That is the message of Matthew 5:44. " love your enemies and pray for those who persecute you"
I have to believe that this sentiment arose neither with Matthew nor the man he believed he was quoting. Ideas like this do not just spring out of the ground, so it must have been there for centuries before. Most of the great spiritual traditions have elements of forgoing the indulgence of hatred, of the futility of repaying evil with evil. Even the Quran, surah 45, states "Love your enemy. Forgive your enemy." But few of their pronouncements along these lines have resonated down the years as has this verse from Matthew. Simply said. "Love your enemy. Pray for those that persecute you."
The Buddhists call it compassion.
I've been thinking recently, of course, about the Boston bombings and the 19-year-old boy currently lying in a hospital bed who, when he wakes up, will wish for the comfort of whatever nightmares he may have been having while asleep. Whatever are we to do with him? How in the world are we to love him? Where does compassion come in? Can we truly love mercy and do justice?
Justice must surely be done upon him. But justice, in itself, can be a form of compassion. This child of ours (and yes, he seems to me to be very much a child, and as one who has become a citizen, he is indeed ours) can be shown our compassion in the very act of giving him his Miranda rights. Of providing him with an attorney if he cannot afford one. Giving him all the rights and privileges of the laws of our land, carried out to the best of our ability, will be the act of compassion of a civil society. A society in which ideally all are equal before the law. An ideal which has not, to be sure, always been carried out as some of us might wish. But an ideal nevertheless, the mechanisms for which remain in place.
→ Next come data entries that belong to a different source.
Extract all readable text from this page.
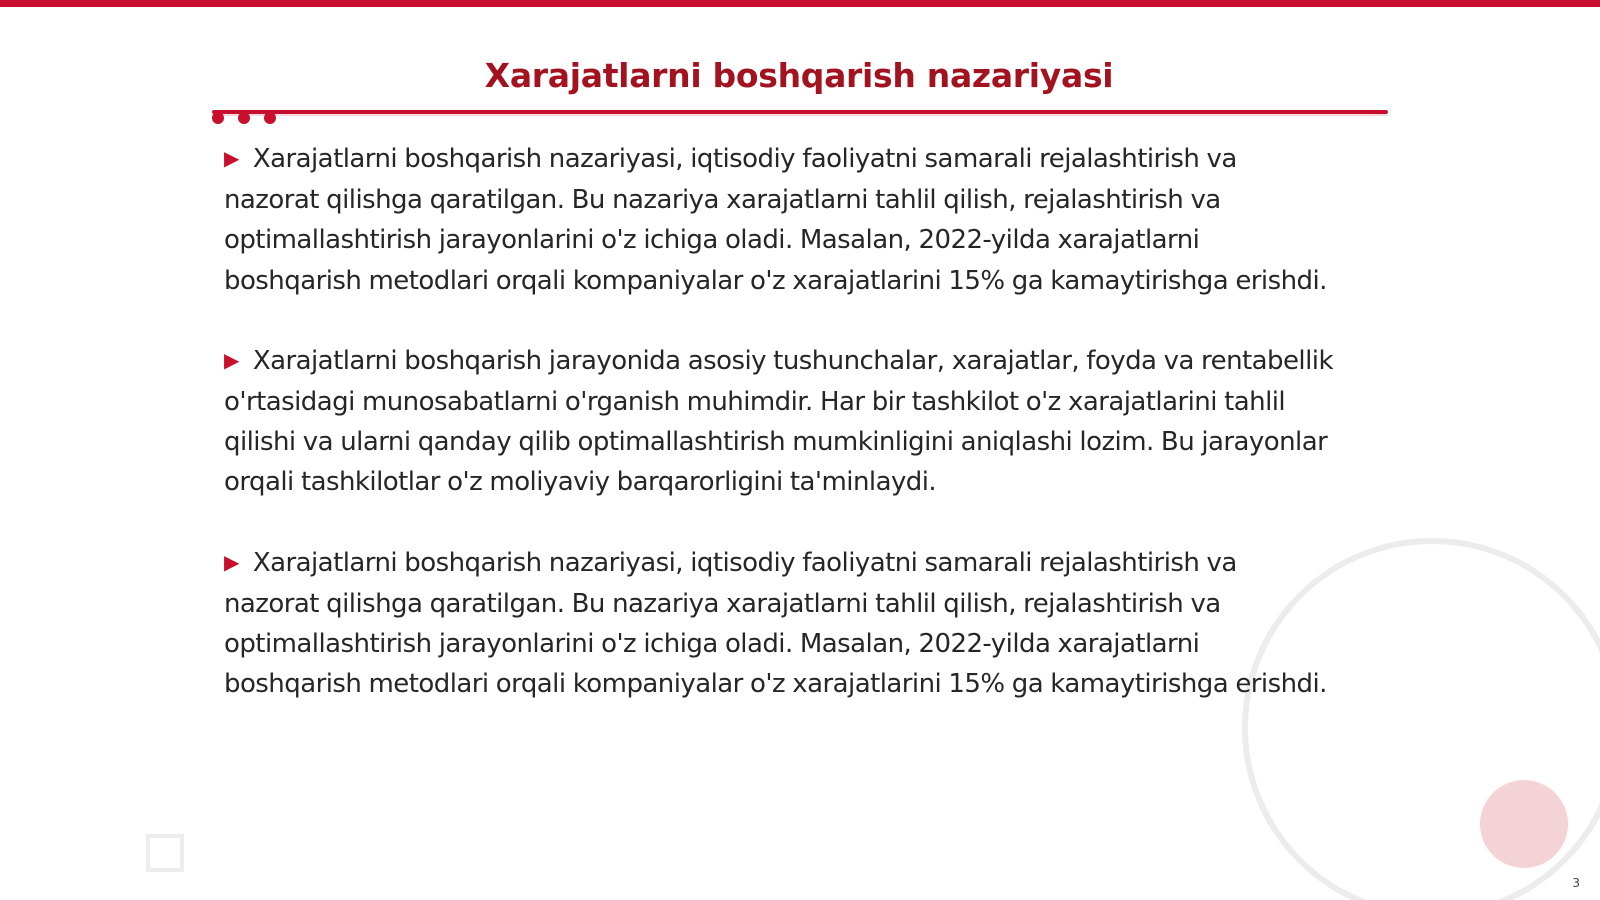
Xarajatlarni boshqarish nazariyasi

▶ Xarajatlarni boshqarish nazariyasi, iqtisodiy faoliyatni samarali rejalashtirish va nazorat qilishga qaratilgan. Bu nazariya xarajatlarni tahlil qilish, rejalashtirish va optimallashtirish jarayonlarini o'z ichiga oladi. Masalan, 2022-yilda xarajatlarni boshqarish metodlari orqali kompaniyalar o'z xarajatlarini 15% ga kamaytirishga erishdi.

▶ Xarajatlarni boshqarish jarayonida asosiy tushunchalar, xarajatlar, foyda va rentabellik o'rtasidagi munosabatlarni o'rganish muhimdir. Har bir tashkilot o'z xarajatlarini tahlil qilishi va ularni qanday qilib optimallashtirish mumkinligini aniqlashi lozim. Bu jarayonlar orqali tashkilotlar o'z moliyaviy barqarorligini ta'minlaydi.

▶ Xarajatlarni boshqarish nazariyasi, iqtisodiy faoliyatni samarali rejalashtirish va nazorat qilishga qaratilgan. Bu nazariya xarajatlarni tahlil qilish, rejalashtirish va optimallashtirish jarayonlarini o'z ichiga oladi. Masalan, 2022-yilda xarajatlarni boshqarish metodlari orqali kompaniyalar o'z xarajatlarini 15% ga kamaytirishga erishdi.

3
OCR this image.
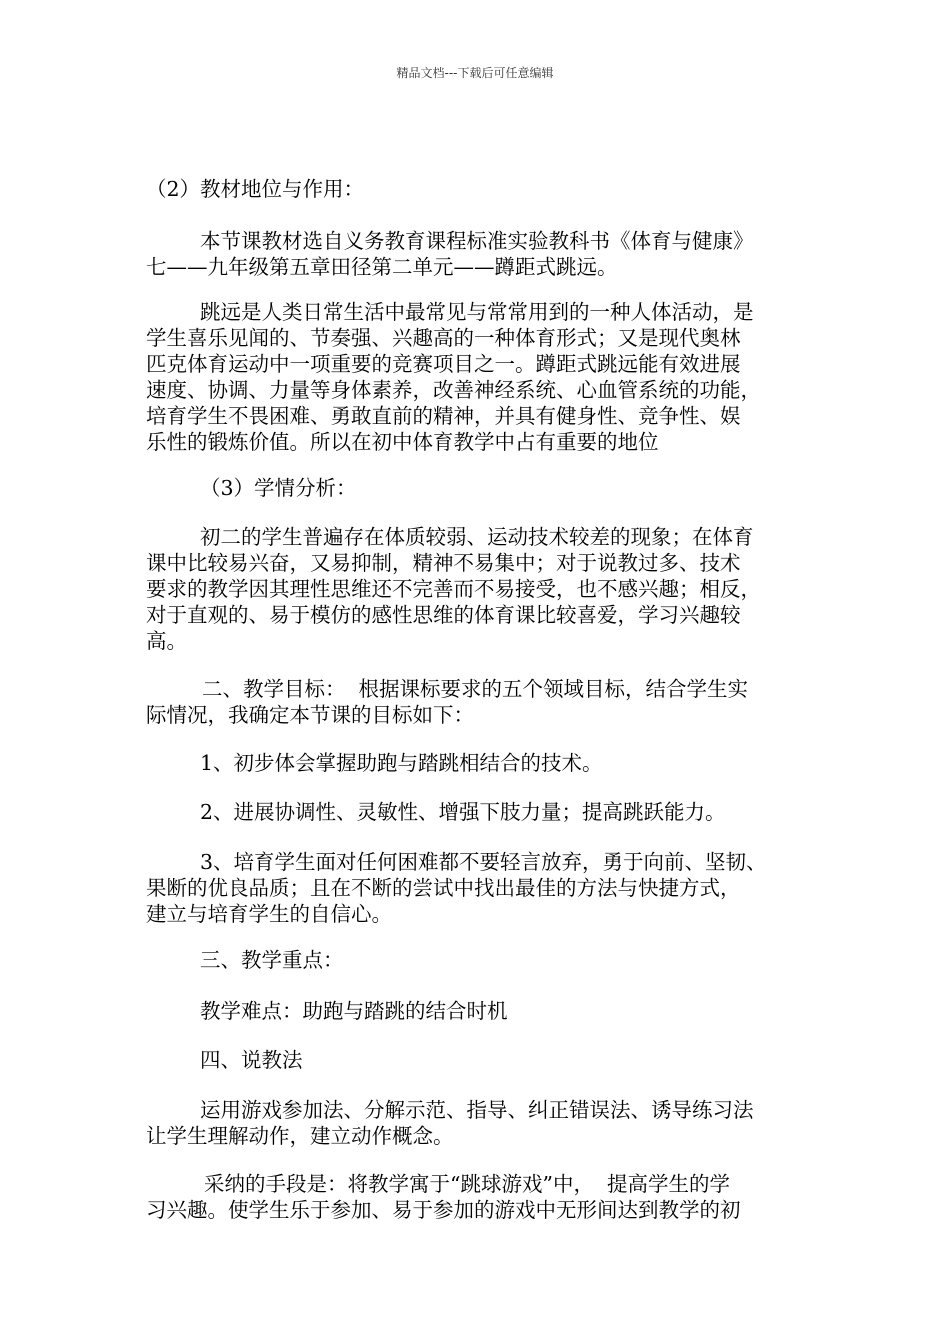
精品文档---下载后可任意编辑

（2）教材地位与作用：

本节课教材选自义务教育课程标准实验教科书《体育与健康》

七——九年级第五章田径第二单元——蹲距式跳远。

跳远是人类日常生活中最常见与常常用到的一种人体活动，是

学生喜乐见闻的、节奏强、兴趣高的一种体育形式；又是现代奥林

匹克体育运动中一项重要的竞赛项目之一。蹲距式跳远能有效进展

速度、协调、力量等身体素养，改善神经系统、心血管系统的功能，

培育学生不畏困难、勇敢直前的精神，并具有健身性、竞争性、娱

乐性的锻炼价值。所以在初中体育教学中占有重要的地位

（3）学情分析：

初二的学生普遍存在体质较弱、运动技术较差的现象；在体育

课中比较易兴奋，又易抑制，精神不易集中；对于说教过多、技术

要求的教学因其理性思维还不完善而不易接受，也不感兴趣；相反，

对于直观的、易于模仿的感性思维的体育课比较喜爱，学习兴趣较

高。

二、教学目标：  根据课标要求的五个领域目标，结合学生实

际情况，我确定本节课的目标如下：

1、初步体会掌握助跑与踏跳相结合的技术。

2、进展协调性、灵敏性、增强下肢力量；提高跳跃能力。

3、培育学生面对任何困难都不要轻言放弃，勇于向前、坚韧、

果断的优良品质；且在不断的尝试中找出最佳的方法与快捷方式，

建立与培育学生的自信心。

三、教学重点：

教学难点：助跑与踏跳的结合时机

四、说教法

运用游戏参加法、分解示范、指导、纠正错误法、诱导练习法

让学生理解动作，建立动作概念。

采纳的手段是：将教学寓于“跳球游戏”中，  提高学生的学

习兴趣。使学生乐于参加、易于参加的游戏中无形间达到教学的初
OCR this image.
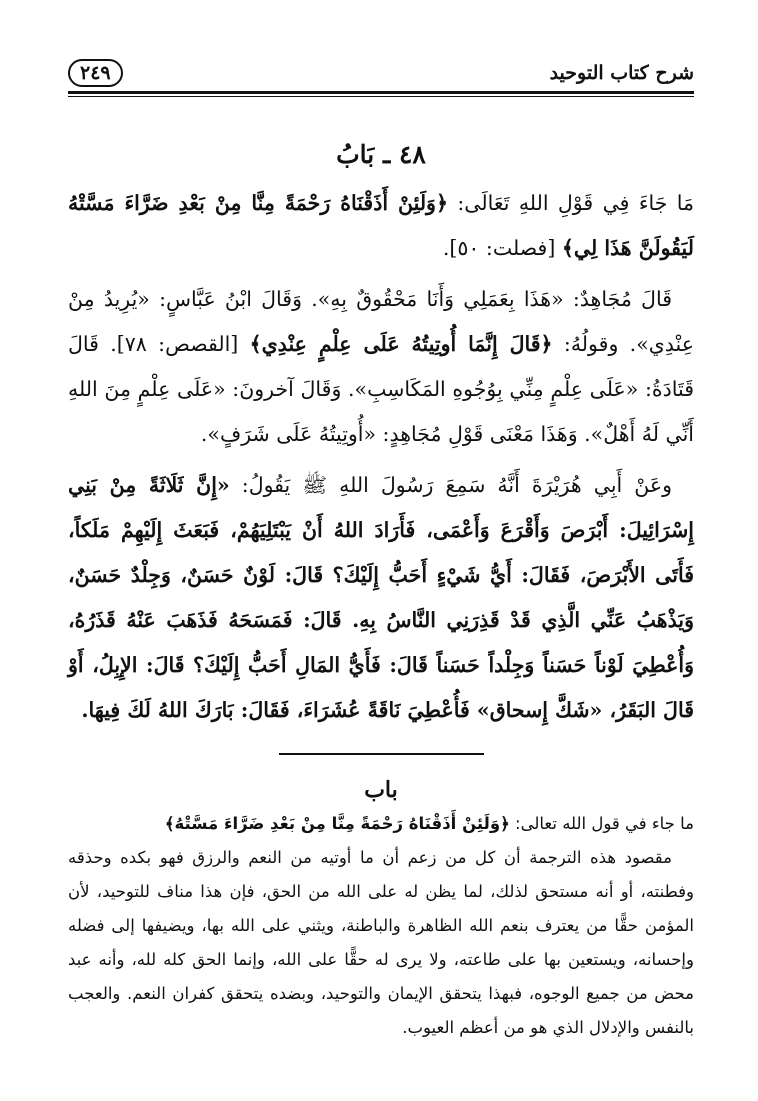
شرح كتاب التوحيد
٢٤٩
٤٨ ـ بَابُ

مَا جَاءَ فِي قَوْلِ اللهِ تَعَالَى: ﴿وَلَئِنْ أَذَقْنَاهُ رَحْمَةً مِنَّا مِنْ بَعْدِ ضَرَّاءَ مَسَّتْهُ لَيَقُولَنَّ هَذَا لِي﴾ [فصلت: ٥٠].

قَالَ مُجَاهِدٌ: «هَذَا بِعَمَلِي وَأَنَا مَحْقُوقٌ بِهِ». وَقَالَ ابْنُ عَبَّاسٍ: «يُرِيدُ مِنْ عِنْدِي». وقولُهُ: ﴿قَالَ إِنَّمَا أُوتِيتُهُ عَلَى عِلْمٍ عِنْدِي﴾ [القصص: ٧٨]. قَالَ قَتَادَةُ: «عَلَى عِلْمٍ مِنِّي بِوُجُوهِ المَكَاسِبِ». وَقَالَ آخرونَ: «عَلَى عِلْمٍ مِنَ اللهِ أَنِّي لَهُ أَهْلٌ». وَهَذَا مَعْنَى قَوْلِ مُجَاهِدٍ: «أُوتِيتُهُ عَلَى شَرَفٍ».

وعَنْ أَبِي هُرَيْرَةَ أَنَّهُ سَمِعَ رَسُولَ اللهِ ﷺ يَقُولُ: «إِنَّ ثَلَاثَةً مِنْ بَنِي إِسْرَائِيلَ: أَبْرَصَ وَأَقْرَعَ وَأَعْمَى، فَأَرَادَ اللهُ أَنْ يَبْتَلِيَهُمْ، فَبَعَثَ إِلَيْهِمْ مَلَكاً، فَأَتَى الأَبْرَصَ، فَقَالَ: أَيُّ شَيْءٍ أَحَبُّ إِلَيْكَ؟ قَالَ: لَوْنٌ حَسَنٌ، وَجِلْدٌ حَسَنٌ، وَيَذْهَبُ عَنِّي الَّذِي قَدْ قَذِرَنِي النَّاسُ بِهِ. قَالَ: فَمَسَحَهُ فَذَهَبَ عَنْهُ قَذَرُهُ، وَأُعْطِيَ لَوْناً حَسَناً وَجِلْداً حَسَناً قَالَ: فَأَيُّ المَالِ أَحَبُّ إِلَيْكَ؟ قَالَ: الإِبِلُ، أَوْ قَالَ البَقَرُ، «شَكَّ إِسحاق» فَأُعْطِيَ نَاقَةً عُشَرَاءَ، فَقَالَ: بَارَكَ اللهُ لَكَ فِيهَا.

باب

ما جاء في قول الله تعالى: ﴿وَلَئِنْ أَذَقْنَاهُ رَحْمَةً مِنَّا مِنْ بَعْدِ ضَرَّاءَ مَسَّتْهُ﴾

مقصود هذه الترجمة أن كل من زعم أن ما أوتيه من النعم والرزق فهو بكده وحذقه وفطنته، أو أنه مستحق لذلك، لما يظن له على الله من الحق، فإن هذا مناف للتوحيد، لأن المؤمن حقًّا من يعترف بنعم الله الظاهرة والباطنة، ويثني على الله بها، ويضيفها إلى فضله وإحسانه، ويستعين بها على طاعته، ولا يرى له حقًّا على الله، وإنما الحق كله لله، وأنه عبد محض من جميع الوجوه، فبهذا يتحقق الإيمان والتوحيد، وبضده يتحقق كفران النعم. والعجب بالنفس والإدلال الذي هو من أعظم العيوب.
Things will work out the way they work out. But here is what I wish for him today. I wish for him to see the people that he killed. The people that he injured. I wish for him to see who they are, who they were, who they might have been. I wish for him to see the good things his friends thought of him. I wish for him to see his brother, to see their childhood together, to see them as happy children, for surely they were, at some point, happy children. To see himself. All the possibilities for a meaningful existence. All those possible futures, his included, now wiped out.
I want him to dream forever of 2:49 pm EDT, 15 April 2013. The world he wakes into - his world - will always be after 2:50.
I have compassion for the boy in the dream.